NCTA Vet Tech students assist with calving

Curtis, Neb. – Calving season is a natural part of agriculture. That’s why, each March for the past twenty years, Veterinary Technology students from Nebraska College of Technical Agriculture have taken a weekend to labor over the labor of cattle. For an elective course, students can spend a grueling 48 hours (which the rest of us call a good weekend) at the Great Plains Veterinary Education Center in Clay Center, Neb. Dr. Gary Rupp, director of the center has NCTA students on the weekends; during the week, he and his staff of veterinarians and graduate students work with future veterinarians, providing both sets of students with real world experience in an educational setting. Students have the opportunity to perform multiple tasks under instruction.

While at GPVEC, students help wherever they are needed. Students aid with the calving process, assisting the staff of veterinarians with cesarean section births or pulling calves as needed. Sometimes, they’ll help the cows become good mothers. Other times, they will graft a mismatched pair together, providing a cow with a calf when both have lost their other half. As all in the cattle industry know, not all calves survive calving season. When this happens, students can assist with necropsies. Necropsy, if you are wondering, is an autopsy on animals to help determine the cause of death. The tasks that students undertake are generally at the mercy of the cattle, who determine the calving schedule.

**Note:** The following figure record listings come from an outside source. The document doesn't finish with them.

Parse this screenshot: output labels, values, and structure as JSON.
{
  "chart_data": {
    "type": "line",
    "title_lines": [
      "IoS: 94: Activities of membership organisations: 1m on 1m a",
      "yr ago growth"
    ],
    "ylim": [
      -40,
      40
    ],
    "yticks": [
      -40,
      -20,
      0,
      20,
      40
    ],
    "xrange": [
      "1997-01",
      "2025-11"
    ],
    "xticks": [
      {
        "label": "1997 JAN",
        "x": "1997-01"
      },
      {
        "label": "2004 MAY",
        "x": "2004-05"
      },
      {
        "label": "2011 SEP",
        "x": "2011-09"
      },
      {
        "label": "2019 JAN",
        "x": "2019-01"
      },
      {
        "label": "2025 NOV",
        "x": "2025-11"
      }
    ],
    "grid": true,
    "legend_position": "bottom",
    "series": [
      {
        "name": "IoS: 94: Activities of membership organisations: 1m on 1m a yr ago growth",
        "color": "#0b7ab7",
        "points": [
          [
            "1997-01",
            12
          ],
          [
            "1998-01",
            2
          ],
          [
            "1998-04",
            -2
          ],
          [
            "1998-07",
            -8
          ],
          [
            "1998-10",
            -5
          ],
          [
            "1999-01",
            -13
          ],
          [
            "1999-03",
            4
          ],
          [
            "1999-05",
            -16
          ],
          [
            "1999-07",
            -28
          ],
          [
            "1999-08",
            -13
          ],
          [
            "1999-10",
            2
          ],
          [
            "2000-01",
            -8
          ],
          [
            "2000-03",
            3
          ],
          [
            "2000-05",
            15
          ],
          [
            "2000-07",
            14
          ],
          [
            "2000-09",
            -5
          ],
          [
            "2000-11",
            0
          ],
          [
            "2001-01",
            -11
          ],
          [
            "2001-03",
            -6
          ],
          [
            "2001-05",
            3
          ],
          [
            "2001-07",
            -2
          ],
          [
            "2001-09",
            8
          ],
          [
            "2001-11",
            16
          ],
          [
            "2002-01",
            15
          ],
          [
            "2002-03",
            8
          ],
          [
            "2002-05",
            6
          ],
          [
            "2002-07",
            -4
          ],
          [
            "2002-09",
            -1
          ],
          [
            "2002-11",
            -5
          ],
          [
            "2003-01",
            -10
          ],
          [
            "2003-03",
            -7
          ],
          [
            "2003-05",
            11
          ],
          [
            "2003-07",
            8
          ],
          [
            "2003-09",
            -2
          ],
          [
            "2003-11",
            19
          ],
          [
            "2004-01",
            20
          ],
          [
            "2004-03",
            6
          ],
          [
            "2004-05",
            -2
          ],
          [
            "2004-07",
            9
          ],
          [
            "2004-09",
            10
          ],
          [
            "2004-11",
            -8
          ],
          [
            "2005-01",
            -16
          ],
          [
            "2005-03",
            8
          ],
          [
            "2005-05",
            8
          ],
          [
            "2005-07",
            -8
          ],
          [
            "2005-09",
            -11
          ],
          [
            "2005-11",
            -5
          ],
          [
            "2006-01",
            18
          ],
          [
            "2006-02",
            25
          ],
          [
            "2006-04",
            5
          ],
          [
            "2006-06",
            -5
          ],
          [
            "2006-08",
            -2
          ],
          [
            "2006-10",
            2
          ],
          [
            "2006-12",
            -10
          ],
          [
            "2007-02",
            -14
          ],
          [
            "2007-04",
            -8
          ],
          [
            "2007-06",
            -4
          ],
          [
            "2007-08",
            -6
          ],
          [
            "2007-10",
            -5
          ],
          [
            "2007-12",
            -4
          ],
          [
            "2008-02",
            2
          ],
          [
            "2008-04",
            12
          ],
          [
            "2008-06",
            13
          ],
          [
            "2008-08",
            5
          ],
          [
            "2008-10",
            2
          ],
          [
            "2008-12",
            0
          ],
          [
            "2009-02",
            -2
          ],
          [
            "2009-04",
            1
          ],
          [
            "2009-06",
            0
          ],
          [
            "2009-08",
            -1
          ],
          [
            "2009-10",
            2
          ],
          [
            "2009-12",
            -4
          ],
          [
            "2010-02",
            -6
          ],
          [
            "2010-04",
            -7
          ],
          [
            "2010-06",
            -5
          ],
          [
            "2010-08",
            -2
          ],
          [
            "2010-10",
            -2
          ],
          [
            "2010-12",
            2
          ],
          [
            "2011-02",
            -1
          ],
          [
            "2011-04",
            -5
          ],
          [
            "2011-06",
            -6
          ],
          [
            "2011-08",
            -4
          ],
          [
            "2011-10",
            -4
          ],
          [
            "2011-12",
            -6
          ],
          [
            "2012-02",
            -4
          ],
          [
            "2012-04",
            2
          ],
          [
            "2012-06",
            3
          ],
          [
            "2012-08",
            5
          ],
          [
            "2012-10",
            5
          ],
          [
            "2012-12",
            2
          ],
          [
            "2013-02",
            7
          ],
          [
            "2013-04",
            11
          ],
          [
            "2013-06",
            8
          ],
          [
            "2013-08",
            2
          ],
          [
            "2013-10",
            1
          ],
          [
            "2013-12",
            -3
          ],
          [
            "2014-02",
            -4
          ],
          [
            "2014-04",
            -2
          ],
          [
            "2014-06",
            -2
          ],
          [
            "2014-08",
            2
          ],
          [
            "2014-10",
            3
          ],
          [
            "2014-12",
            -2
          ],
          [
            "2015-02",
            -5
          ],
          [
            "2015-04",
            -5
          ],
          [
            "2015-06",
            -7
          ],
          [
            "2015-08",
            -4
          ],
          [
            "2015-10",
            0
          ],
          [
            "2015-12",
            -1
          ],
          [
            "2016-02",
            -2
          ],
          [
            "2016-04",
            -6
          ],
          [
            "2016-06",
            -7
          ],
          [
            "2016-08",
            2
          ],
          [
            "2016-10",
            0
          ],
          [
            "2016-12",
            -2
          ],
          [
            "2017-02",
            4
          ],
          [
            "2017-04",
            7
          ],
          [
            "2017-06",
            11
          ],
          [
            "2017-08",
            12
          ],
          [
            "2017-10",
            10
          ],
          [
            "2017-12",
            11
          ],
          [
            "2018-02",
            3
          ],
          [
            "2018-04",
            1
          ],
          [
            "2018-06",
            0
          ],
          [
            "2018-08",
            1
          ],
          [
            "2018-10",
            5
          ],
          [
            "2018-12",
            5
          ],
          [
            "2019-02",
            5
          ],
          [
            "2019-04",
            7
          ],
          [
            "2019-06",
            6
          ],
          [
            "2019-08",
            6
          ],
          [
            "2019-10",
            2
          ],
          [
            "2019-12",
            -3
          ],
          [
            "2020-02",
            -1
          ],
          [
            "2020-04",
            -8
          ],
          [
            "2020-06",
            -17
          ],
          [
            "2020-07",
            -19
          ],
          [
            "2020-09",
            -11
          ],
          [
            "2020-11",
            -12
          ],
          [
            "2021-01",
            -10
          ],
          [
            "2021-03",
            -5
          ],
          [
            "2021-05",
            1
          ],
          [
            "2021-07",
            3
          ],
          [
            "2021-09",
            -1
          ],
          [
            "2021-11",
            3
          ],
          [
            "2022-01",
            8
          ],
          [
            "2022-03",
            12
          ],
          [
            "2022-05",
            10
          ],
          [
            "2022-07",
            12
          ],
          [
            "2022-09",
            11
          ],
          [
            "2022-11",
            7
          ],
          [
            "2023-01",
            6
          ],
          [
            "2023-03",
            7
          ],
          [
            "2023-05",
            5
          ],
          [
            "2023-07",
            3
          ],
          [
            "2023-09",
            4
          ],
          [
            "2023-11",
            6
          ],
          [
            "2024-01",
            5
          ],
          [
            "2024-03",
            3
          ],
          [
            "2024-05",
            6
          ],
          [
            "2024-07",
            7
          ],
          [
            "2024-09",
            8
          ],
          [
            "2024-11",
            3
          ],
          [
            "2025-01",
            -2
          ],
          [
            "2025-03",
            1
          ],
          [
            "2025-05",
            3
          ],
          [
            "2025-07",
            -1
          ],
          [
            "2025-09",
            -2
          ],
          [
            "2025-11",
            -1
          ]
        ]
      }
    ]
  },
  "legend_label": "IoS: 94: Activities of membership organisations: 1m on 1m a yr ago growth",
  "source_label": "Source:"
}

In a recent trip, students ended up with a 24 hour calving session, tiring and exhilarating at the same time. Dr. Ricky Barnes, VTS instructor at NCTA notes, “It’s always interesting to hear the individual experiences that each student has had.” Dr. Barnes has enjoyed being a part of the program at NCTA, and she continues to promote these types of experiences to ensure that hands-on experience remains paramount at NCTA.

This spring the following students participated in the GPVEC adventure: Christy Johnson of Mt. Ayr, Iowa, Andrea Taylor of Glenvil, Neb., Kodee Walker of Bayard, Neb., Traci Steinkraus of Plainview, Neb., Erin Sheehan of Seward, Neb., Jena Earl of Omaha, Neb., and Jaimie Lapp of Hayes Center, Neb. Each 48 hours are different, but students always return with an abundance of experience.